Liberty University issued a response to criticism of Jerry Falwell Jr., the university's president, who attracted widespread attention for convocation remarks Friday in which he encouraged students to register to carry concealed weapons. The university statement denied that, when Falwell said it was important to "end those Muslims," he was talking about all Muslims. The statement said he was talking about "the Muslim terrorists who attacked innocents in San Bernardino, Calif., and Paris, France. He also clarified that he was in no way referring to the many good and honorable Muslims who do not come into public spaces armed to kill innocents. When hearing the remarks in their full context, the public can see that there was no attempt to incite hate against anyone, much less all Muslims."

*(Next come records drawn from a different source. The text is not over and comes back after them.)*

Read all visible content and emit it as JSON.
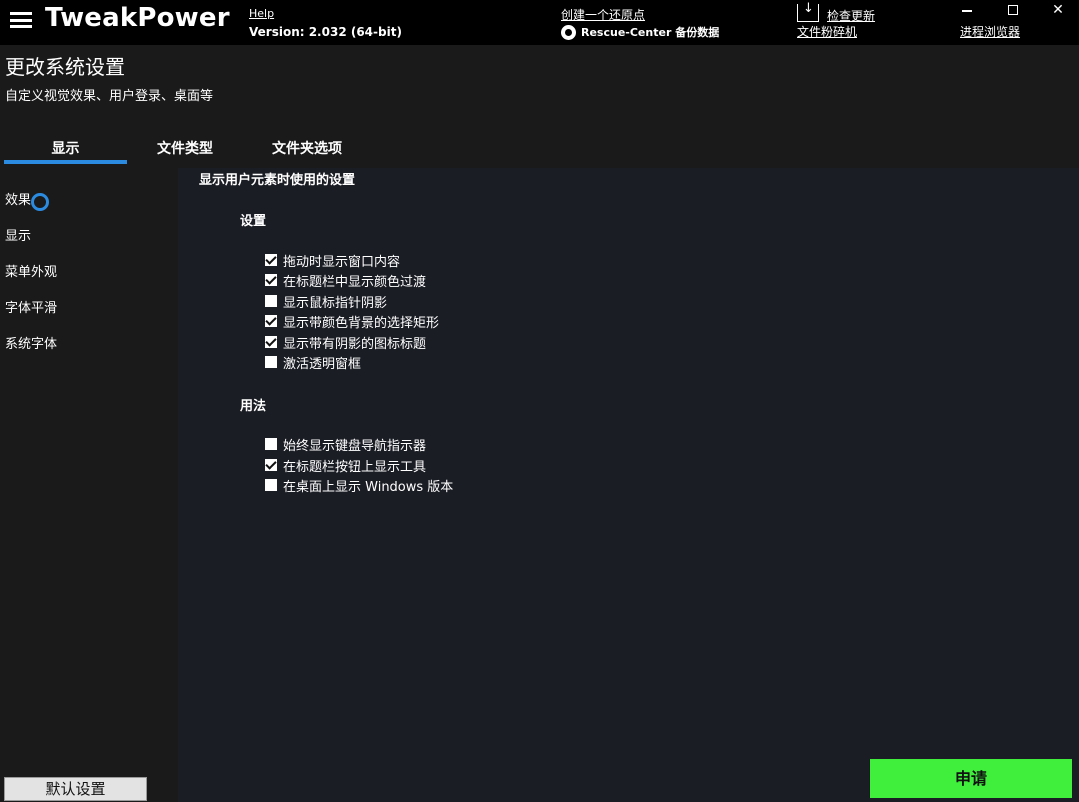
{
  "header": {
    "brand": "TweakPower",
    "help": "Help",
    "version": "Version: 2.032 (64-bit)",
    "restore_point": "创建一个还原点",
    "rescue_center": "Rescue-Center 备份数据",
    "check_update": "检查更新",
    "file_shredder": "文件粉碎机",
    "process_browser": "进程浏览器",
    "win_close": "✕"
  },
  "page": {
    "title": "更改系统设置",
    "subtitle": "自定义视觉效果、用户登录、桌面等"
  },
  "tabs": [
    {
      "label": "显示",
      "active": true
    },
    {
      "label": "文件类型",
      "active": false
    },
    {
      "label": "文件夹选项",
      "active": false
    }
  ],
  "sidebar": {
    "items": [
      {
        "label": "效果",
        "selected": true
      },
      {
        "label": "显示"
      },
      {
        "label": "菜单外观"
      },
      {
        "label": "字体平滑"
      },
      {
        "label": "系统字体"
      }
    ]
  },
  "main": {
    "heading": "显示用户元素时使用的设置",
    "groups": [
      {
        "title": "设置",
        "options": [
          {
            "label": "拖动时显示窗口内容",
            "checked": true
          },
          {
            "label": "在标题栏中显示颜色过渡",
            "checked": true
          },
          {
            "label": "显示鼠标指针阴影",
            "checked": false
          },
          {
            "label": "显示带颜色背景的选择矩形",
            "checked": true
          },
          {
            "label": "显示带有阴影的图标标题",
            "checked": true
          },
          {
            "label": "激活透明窗框",
            "checked": false
          }
        ]
      },
      {
        "title": "用法",
        "options": [
          {
            "label": "始终显示键盘导航指示器",
            "checked": false
          },
          {
            "label": "在标题栏按钮上显示工具",
            "checked": true
          },
          {
            "label": "在桌面上显示 Windows 版本",
            "checked": false
          }
        ]
      }
    ]
  },
  "footer": {
    "defaults": "默认设置",
    "apply": "申请"
  },
  "colors": {
    "accent": "#2b8be0",
    "apply": "#3fef3c",
    "panel": "#1b1d25"
  }
}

The statement noted that Liberty adopted its policy of allowing people to carry concealed weapons after the mass shooting at Virginia Tech, which is not far from Liberty. "His remarks were a call to arms for self-defense and a criticism of political leaders who see the answer to such tragedies as more gun control. More gun control leads to more places and circumstances where innocents are unarmed and unable to defend themselves," said the university statement.

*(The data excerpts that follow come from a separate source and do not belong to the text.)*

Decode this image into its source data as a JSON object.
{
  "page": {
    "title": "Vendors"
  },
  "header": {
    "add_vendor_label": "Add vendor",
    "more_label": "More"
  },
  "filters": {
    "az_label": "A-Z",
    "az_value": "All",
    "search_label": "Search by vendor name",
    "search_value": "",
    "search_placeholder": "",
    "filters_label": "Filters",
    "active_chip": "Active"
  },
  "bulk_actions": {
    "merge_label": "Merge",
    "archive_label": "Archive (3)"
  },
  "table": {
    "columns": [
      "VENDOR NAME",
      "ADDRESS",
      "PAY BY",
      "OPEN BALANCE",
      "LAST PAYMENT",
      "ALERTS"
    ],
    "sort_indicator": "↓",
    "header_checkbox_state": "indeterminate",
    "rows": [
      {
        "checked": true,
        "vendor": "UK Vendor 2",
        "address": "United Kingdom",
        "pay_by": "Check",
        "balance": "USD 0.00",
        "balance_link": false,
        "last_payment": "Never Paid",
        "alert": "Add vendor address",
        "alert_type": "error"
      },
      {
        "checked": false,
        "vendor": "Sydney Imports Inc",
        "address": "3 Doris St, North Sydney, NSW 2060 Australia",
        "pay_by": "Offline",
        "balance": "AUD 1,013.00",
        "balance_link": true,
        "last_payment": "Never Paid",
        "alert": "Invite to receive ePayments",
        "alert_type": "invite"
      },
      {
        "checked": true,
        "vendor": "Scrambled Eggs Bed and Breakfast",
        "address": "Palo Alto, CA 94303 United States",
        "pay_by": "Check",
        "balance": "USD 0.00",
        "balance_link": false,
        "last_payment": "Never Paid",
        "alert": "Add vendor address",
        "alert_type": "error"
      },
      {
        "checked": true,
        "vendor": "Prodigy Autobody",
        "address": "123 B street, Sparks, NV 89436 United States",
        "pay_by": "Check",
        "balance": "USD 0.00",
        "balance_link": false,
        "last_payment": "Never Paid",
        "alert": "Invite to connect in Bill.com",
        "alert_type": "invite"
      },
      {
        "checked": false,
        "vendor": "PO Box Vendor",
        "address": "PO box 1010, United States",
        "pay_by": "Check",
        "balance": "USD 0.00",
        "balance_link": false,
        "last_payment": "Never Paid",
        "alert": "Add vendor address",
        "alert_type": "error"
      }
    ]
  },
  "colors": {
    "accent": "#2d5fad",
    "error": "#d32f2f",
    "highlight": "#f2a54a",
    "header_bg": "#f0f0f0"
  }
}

Liberty also released on Monday an essay by Daniel Howell, a biology professor at the university, answering those who expressed shock that the president of a Christian university would encourage students to become armed. "Unbelievers and others lacking knowledge about the true character of God sometimes refer to Christ’s moniker as the Prince of Peace to conclude Christianity must be a wimpy, defenseless teaching," wrote Howell. "Of course, this is one of many titles for Jesus, another being the Lion of Judah. While Jesus was exceptionally mild and meek at his first coming, we are assured by Scripture that he will not be so at his second coming. He is described in Revelation 19 as the king of kings who leads the armies of heaven on a white horse and utterly destroys his enemies with the word of his mouth (visualized there as a sword). In a world littered with violence, the Prince of Peace knows that real tranquility is only obtained through strength."